I’m happy to have a private life again. You might be surprised to know I’m actually a ridiculously private person, in fact the only reason this blog wasn’t anonymous is because I knew people needed to start sticking their real names to the ideologies they were espousing. But also, I dunno. It was funny. I’m kind of glad I’m private again though because certain people in my life don’t want their shit everywhere. And I get that, totally, I was doing this for art. Art!
When I got my psychic reading she said “Do you boss people around?” And I thought pshaw, no way, otherwise I would have control over my life. And then I said “Well, I’m a director.” I guess I hadn’t anticipated being this good of a director. But she did note that I was getting help from others now instead of doing it alone all the time. And that’s true, I can’t do everything on my own. I don’t know though, if I had to write report cards I sometimes worry it might say “Does not follow instruction.” I was really worried I’d end up being like Charlton Heston at the end of Planet Of The Apes.
But I think people have held on pretty well. It does get overwhelming though, when horrid stuff seems to take precedence over the nice things. But I mean, yeah, that’s human history in a nutshell. I guess people were just really good at turning a blind eye to these things, and so in a way it had to get really in your face. I wish it didn’t, I wish people could have just gone to see movies and art and listened to music to play out these stories and actually looked at history. I mean, that’s the decent thing to do. But I also know psychiatry as it stands today has really got a stranglehold on society, I mean, even I was duped into taking pills two months after I felt my root chakra being activated. But again, like I say, the light can be too trusting.

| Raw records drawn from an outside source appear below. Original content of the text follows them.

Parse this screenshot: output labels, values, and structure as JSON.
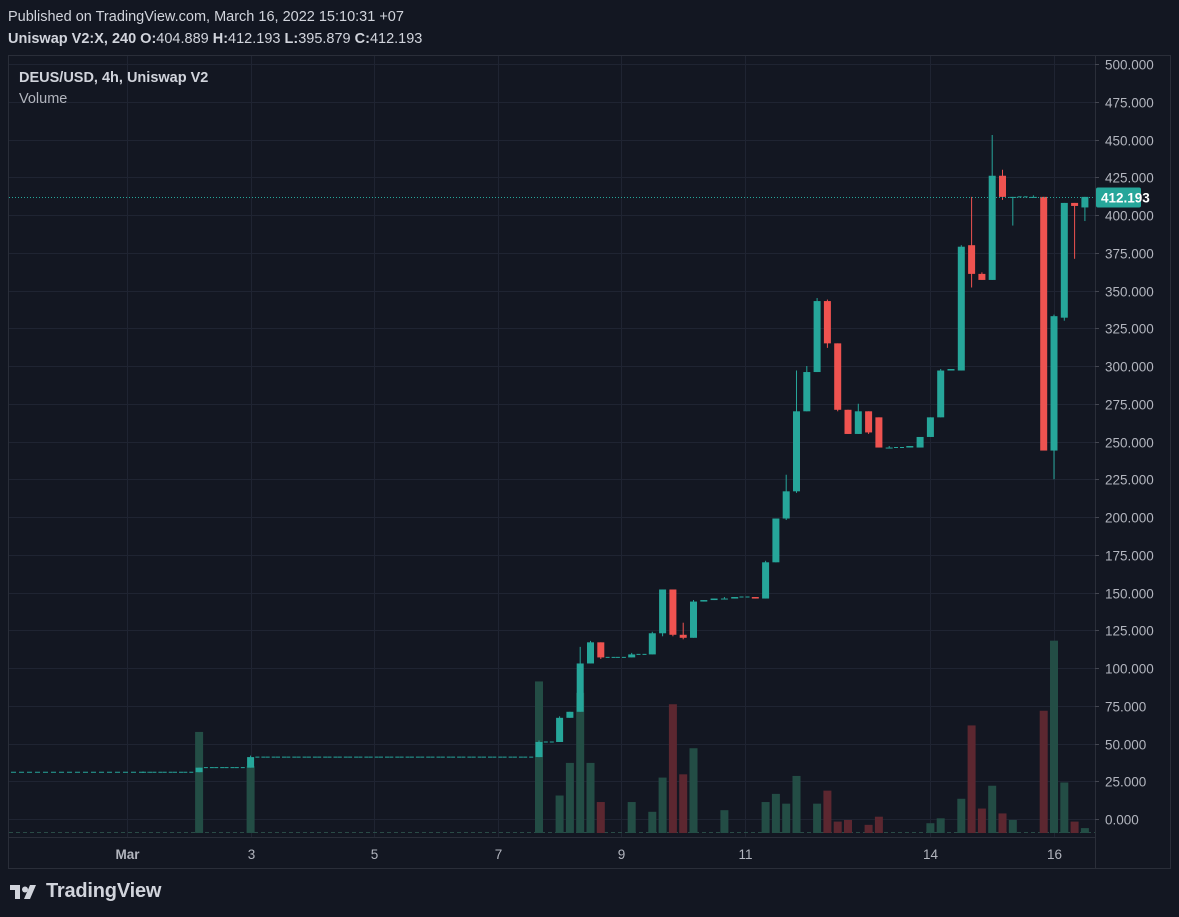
{
  "header": {
    "published": "Published on TradingView.com, March 16, 2022 15:10:31 +07",
    "symbol_prefix": "Uniswap V2:X, 240",
    "o_label": "O:",
    "o_value": "404.889",
    "h_label": "H:",
    "h_value": "412.193",
    "l_label": "L:",
    "l_value": "395.879",
    "c_label": "C:",
    "c_value": "412.193"
  },
  "legend": {
    "title": "DEUS/USD, 4h, Uniswap V2",
    "volume_label": "Volume"
  },
  "brand": {
    "name": "TradingView"
  },
  "colors": {
    "background": "#131722",
    "up": "#26a69a",
    "down": "#ef5350",
    "volume_up": "#234d45",
    "volume_down": "#5c2730",
    "grid": "#1f2432",
    "last_price_line": "#26a69a"
  },
  "chart_data": {
    "type": "candlestick",
    "title": "DEUS/USD, 4h, Uniswap V2",
    "y_ticks": [
      "500.000",
      "475.000",
      "450.000",
      "425.000",
      "400.000",
      "375.000",
      "350.000",
      "325.000",
      "300.000",
      "275.000",
      "250.000",
      "225.000",
      "200.000",
      "175.000",
      "150.000",
      "125.000",
      "100.000",
      "75.000",
      "50.000",
      "25.000",
      "0.000"
    ],
    "ylim": [
      -10,
      505
    ],
    "x_labels": [
      {
        "index": 0,
        "label": "Mar"
      },
      {
        "index": 12,
        "label": "3"
      },
      {
        "index": 24,
        "label": "5"
      },
      {
        "index": 36,
        "label": "7"
      },
      {
        "index": 48,
        "label": "9"
      },
      {
        "index": 60,
        "label": "11"
      },
      {
        "index": 78,
        "label": "14"
      },
      {
        "index": 90,
        "label": "16"
      }
    ],
    "last_price": 412.193,
    "last_price_label": "412.193",
    "grid": true,
    "candles": [
      {
        "i": 2,
        "o": 31,
        "h": 31,
        "l": 31,
        "c": 31,
        "v": 0
      },
      {
        "i": 3,
        "o": 31,
        "h": 31,
        "l": 31,
        "c": 31,
        "v": 0
      },
      {
        "i": 4,
        "o": 31,
        "h": 31,
        "l": 31,
        "c": 31,
        "v": 0
      },
      {
        "i": 5,
        "o": 31,
        "h": 31,
        "l": 31,
        "c": 31,
        "v": 0
      },
      {
        "i": 6,
        "o": 31,
        "h": 31,
        "l": 31,
        "c": 31,
        "v": 0
      },
      {
        "i": 7,
        "o": 31,
        "h": 34,
        "l": 31,
        "c": 34,
        "v": 62
      },
      {
        "i": 8,
        "o": 34,
        "h": 34,
        "l": 34,
        "c": 34,
        "v": 0
      },
      {
        "i": 9,
        "o": 34,
        "h": 34,
        "l": 34,
        "c": 34,
        "v": 0
      },
      {
        "i": 10,
        "o": 34,
        "h": 34,
        "l": 34,
        "c": 34,
        "v": 0
      },
      {
        "i": 11,
        "o": 34,
        "h": 34,
        "l": 34,
        "c": 34,
        "v": 0
      },
      {
        "i": 12,
        "o": 34,
        "h": 42,
        "l": 34,
        "c": 41,
        "v": 41
      },
      {
        "i": 13,
        "o": 41,
        "h": 41,
        "l": 41,
        "c": 41,
        "v": 0
      },
      {
        "i": 14,
        "o": 41,
        "h": 41,
        "l": 41,
        "c": 41,
        "v": 0
      },
      {
        "i": 15,
        "o": 41,
        "h": 41,
        "l": 41,
        "c": 41,
        "v": 0
      },
      {
        "i": 16,
        "o": 41,
        "h": 41,
        "l": 41,
        "c": 41,
        "v": 0
      },
      {
        "i": 17,
        "o": 41,
        "h": 41,
        "l": 41,
        "c": 41,
        "v": 0
      },
      {
        "i": 18,
        "o": 41,
        "h": 41,
        "l": 41,
        "c": 41,
        "v": 0
      },
      {
        "i": 19,
        "o": 41,
        "h": 41,
        "l": 41,
        "c": 41,
        "v": 0
      },
      {
        "i": 20,
        "o": 41,
        "h": 41,
        "l": 41,
        "c": 41,
        "v": 0
      },
      {
        "i": 21,
        "o": 41,
        "h": 41,
        "l": 41,
        "c": 41,
        "v": 0
      },
      {
        "i": 22,
        "o": 41,
        "h": 41,
        "l": 41,
        "c": 41,
        "v": 0
      },
      {
        "i": 23,
        "o": 41,
        "h": 41,
        "l": 41,
        "c": 41,
        "v": 0
      },
      {
        "i": 24,
        "o": 41,
        "h": 41,
        "l": 41,
        "c": 41,
        "v": 0
      },
      {
        "i": 25,
        "o": 41,
        "h": 41,
        "l": 41,
        "c": 41,
        "v": 0
      },
      {
        "i": 26,
        "o": 41,
        "h": 41,
        "l": 41,
        "c": 41,
        "v": 0
      },
      {
        "i": 27,
        "o": 41,
        "h": 41,
        "l": 41,
        "c": 41,
        "v": 0
      },
      {
        "i": 28,
        "o": 41,
        "h": 41,
        "l": 41,
        "c": 41,
        "v": 0
      },
      {
        "i": 29,
        "o": 41,
        "h": 41,
        "l": 41,
        "c": 41,
        "v": 0
      },
      {
        "i": 30,
        "o": 41,
        "h": 41,
        "l": 41,
        "c": 41,
        "v": 0
      },
      {
        "i": 31,
        "o": 41,
        "h": 41,
        "l": 41,
        "c": 41,
        "v": 0
      },
      {
        "i": 32,
        "o": 41,
        "h": 41,
        "l": 41,
        "c": 41,
        "v": 0
      },
      {
        "i": 33,
        "o": 41,
        "h": 41,
        "l": 41,
        "c": 41,
        "v": 0
      },
      {
        "i": 34,
        "o": 41,
        "h": 41,
        "l": 41,
        "c": 41,
        "v": 0
      },
      {
        "i": 35,
        "o": 41,
        "h": 41,
        "l": 41,
        "c": 41,
        "v": 0
      },
      {
        "i": 36,
        "o": 41,
        "h": 41,
        "l": 41,
        "c": 41,
        "v": 0
      },
      {
        "i": 37,
        "o": 41,
        "h": 41,
        "l": 41,
        "c": 41,
        "v": 0
      },
      {
        "i": 38,
        "o": 41,
        "h": 41,
        "l": 41,
        "c": 41,
        "v": 0
      },
      {
        "i": 39,
        "o": 41,
        "h": 41,
        "l": 41,
        "c": 41,
        "v": 0
      },
      {
        "i": 40,
        "o": 41,
        "h": 52,
        "l": 41,
        "c": 51,
        "v": 93
      },
      {
        "i": 41,
        "o": 51,
        "h": 51,
        "l": 51,
        "c": 51,
        "v": 0
      },
      {
        "i": 42,
        "o": 51,
        "h": 68,
        "l": 51,
        "c": 67,
        "v": 23
      },
      {
        "i": 43,
        "o": 67,
        "h": 71,
        "l": 67,
        "c": 71,
        "v": 43
      },
      {
        "i": 44,
        "o": 71,
        "h": 114,
        "l": 71,
        "c": 103,
        "v": 86
      },
      {
        "i": 45,
        "o": 103,
        "h": 118,
        "l": 103,
        "c": 117,
        "v": 43
      },
      {
        "i": 46,
        "o": 117,
        "h": 117,
        "l": 106,
        "c": 107,
        "v": 19
      },
      {
        "i": 47,
        "o": 107,
        "h": 107,
        "l": 107,
        "c": 107,
        "v": 0
      },
      {
        "i": 48,
        "o": 107,
        "h": 107,
        "l": 107,
        "c": 107,
        "v": 0
      },
      {
        "i": 49,
        "o": 107,
        "h": 110,
        "l": 107,
        "c": 109,
        "v": 19
      },
      {
        "i": 50,
        "o": 109,
        "h": 109,
        "l": 109,
        "c": 109,
        "v": 0
      },
      {
        "i": 51,
        "o": 109,
        "h": 124,
        "l": 109,
        "c": 123,
        "v": 13
      },
      {
        "i": 52,
        "o": 123,
        "h": 152,
        "l": 121,
        "c": 152,
        "v": 34
      },
      {
        "i": 53,
        "o": 152,
        "h": 152,
        "l": 121,
        "c": 122,
        "v": 79
      },
      {
        "i": 54,
        "o": 122,
        "h": 130,
        "l": 119,
        "c": 120,
        "v": 36
      },
      {
        "i": 55,
        "o": 120,
        "h": 145,
        "l": 120,
        "c": 144,
        "v": 52
      },
      {
        "i": 56,
        "o": 144,
        "h": 145,
        "l": 144,
        "c": 145,
        "v": 0
      },
      {
        "i": 57,
        "o": 145,
        "h": 146,
        "l": 145,
        "c": 146,
        "v": 0
      },
      {
        "i": 58,
        "o": 146,
        "h": 147,
        "l": 146,
        "c": 146,
        "v": 14
      },
      {
        "i": 59,
        "o": 146,
        "h": 147,
        "l": 146,
        "c": 147,
        "v": 0
      },
      {
        "i": 60,
        "o": 147,
        "h": 147,
        "l": 147,
        "c": 147,
        "v": 0
      },
      {
        "i": 61,
        "o": 147,
        "h": 147,
        "l": 146,
        "c": 146,
        "v": 0
      },
      {
        "i": 62,
        "o": 146,
        "h": 171,
        "l": 146,
        "c": 170,
        "v": 19
      },
      {
        "i": 63,
        "o": 170,
        "h": 199,
        "l": 170,
        "c": 199,
        "v": 24
      },
      {
        "i": 64,
        "o": 199,
        "h": 228,
        "l": 198,
        "c": 217,
        "v": 18
      },
      {
        "i": 65,
        "o": 217,
        "h": 297,
        "l": 216,
        "c": 270,
        "v": 35
      },
      {
        "i": 66,
        "o": 270,
        "h": 300,
        "l": 270,
        "c": 296,
        "v": 0
      },
      {
        "i": 67,
        "o": 296,
        "h": 345,
        "l": 296,
        "c": 343,
        "v": 18
      },
      {
        "i": 68,
        "o": 343,
        "h": 344,
        "l": 312,
        "c": 315,
        "v": 26
      },
      {
        "i": 69,
        "o": 315,
        "h": 315,
        "l": 270,
        "c": 271,
        "v": 7
      },
      {
        "i": 70,
        "o": 271,
        "h": 271,
        "l": 255,
        "c": 255,
        "v": 8
      },
      {
        "i": 71,
        "o": 255,
        "h": 275,
        "l": 255,
        "c": 270,
        "v": 0
      },
      {
        "i": 72,
        "o": 270,
        "h": 270,
        "l": 255,
        "c": 256,
        "v": 5
      },
      {
        "i": 73,
        "o": 266,
        "h": 266,
        "l": 246,
        "c": 246,
        "v": 10
      },
      {
        "i": 74,
        "o": 246,
        "h": 247,
        "l": 246,
        "c": 246,
        "v": 0
      },
      {
        "i": 75,
        "o": 246,
        "h": 246,
        "l": 246,
        "c": 246,
        "v": 0
      },
      {
        "i": 76,
        "o": 246,
        "h": 247,
        "l": 246,
        "c": 247,
        "v": 0
      },
      {
        "i": 77,
        "o": 246,
        "h": 253,
        "l": 246,
        "c": 253,
        "v": 0
      },
      {
        "i": 78,
        "o": 253,
        "h": 266,
        "l": 253,
        "c": 266,
        "v": 6
      },
      {
        "i": 79,
        "o": 266,
        "h": 298,
        "l": 266,
        "c": 297,
        "v": 9
      },
      {
        "i": 80,
        "o": 297,
        "h": 298,
        "l": 297,
        "c": 298,
        "v": 0
      },
      {
        "i": 81,
        "o": 297,
        "h": 380,
        "l": 297,
        "c": 379,
        "v": 21
      },
      {
        "i": 82,
        "o": 380,
        "h": 412,
        "l": 352,
        "c": 361,
        "v": 66
      },
      {
        "i": 83,
        "o": 361,
        "h": 362,
        "l": 357,
        "c": 357,
        "v": 15
      },
      {
        "i": 84,
        "o": 357,
        "h": 453,
        "l": 357,
        "c": 426,
        "v": 29
      },
      {
        "i": 85,
        "o": 426,
        "h": 430,
        "l": 410,
        "c": 412,
        "v": 12
      },
      {
        "i": 86,
        "o": 412,
        "h": 412,
        "l": 393,
        "c": 412,
        "v": 8
      },
      {
        "i": 87,
        "o": 412,
        "h": 412,
        "l": 412,
        "c": 412,
        "v": 0
      },
      {
        "i": 88,
        "o": 412,
        "h": 413,
        "l": 412,
        "c": 412,
        "v": 0
      },
      {
        "i": 89,
        "o": 412,
        "h": 412,
        "l": 244,
        "c": 244,
        "v": 75
      },
      {
        "i": 90,
        "o": 244,
        "h": 334,
        "l": 225,
        "c": 333,
        "v": 118
      },
      {
        "i": 91,
        "o": 332,
        "h": 408,
        "l": 330,
        "c": 408,
        "v": 31
      },
      {
        "i": 92,
        "o": 408,
        "h": 408,
        "l": 371,
        "c": 406,
        "v": 7
      },
      {
        "i": 93,
        "o": 405,
        "h": 412,
        "l": 396,
        "c": 412,
        "v": 3
      }
    ]
  }
}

I honestly don’t think I’ll be coming back to this planet, some really fucked up shit lives here. But who knows, maybe it will turn into a nice place. Maybe. At least people finally know who other people really are.
I’m not really mad at certain other people in Montreal who sent me to the ward, because they honestly had no idea what happens there. I hope they do now.

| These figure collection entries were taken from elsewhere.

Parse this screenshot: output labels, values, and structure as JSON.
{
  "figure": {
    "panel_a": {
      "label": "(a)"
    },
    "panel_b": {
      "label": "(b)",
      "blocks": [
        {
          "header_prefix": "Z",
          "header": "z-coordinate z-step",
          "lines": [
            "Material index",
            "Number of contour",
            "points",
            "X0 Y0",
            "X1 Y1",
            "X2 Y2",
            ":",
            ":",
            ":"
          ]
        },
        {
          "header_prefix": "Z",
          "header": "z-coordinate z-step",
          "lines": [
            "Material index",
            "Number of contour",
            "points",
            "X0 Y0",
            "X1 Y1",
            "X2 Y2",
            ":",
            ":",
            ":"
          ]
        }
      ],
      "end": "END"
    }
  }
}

People think prophecy is all about someone knowing the future. But I am starting to think that the people who tell prophecies are actually people who are making a promise that they’ll fulfill in a future life.

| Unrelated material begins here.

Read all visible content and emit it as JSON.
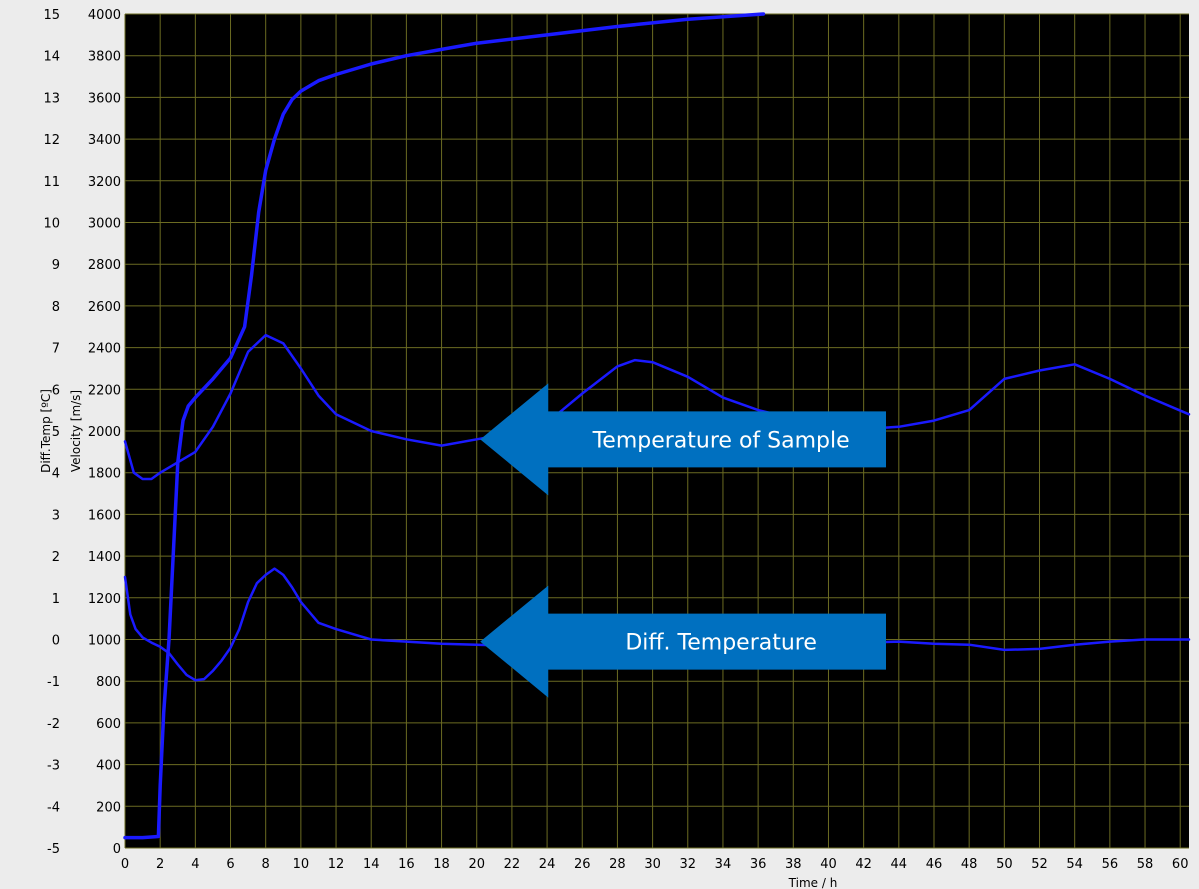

I don’t know what people are going to do now. I know what they’re going to do, but other people, hmm, not sure. I think people need to start having small discussion groups with eachother about things they’ve noticed, things that need to change, and ideas they have for changing them. A lot can happen at kitchen tables with a couple of friends. And I think we need to have way more art in the world. Basically, we have to stop letting the darkness run everything, and we have to stop feeling bullied by them, because they’re the ones with the secrets to worry about.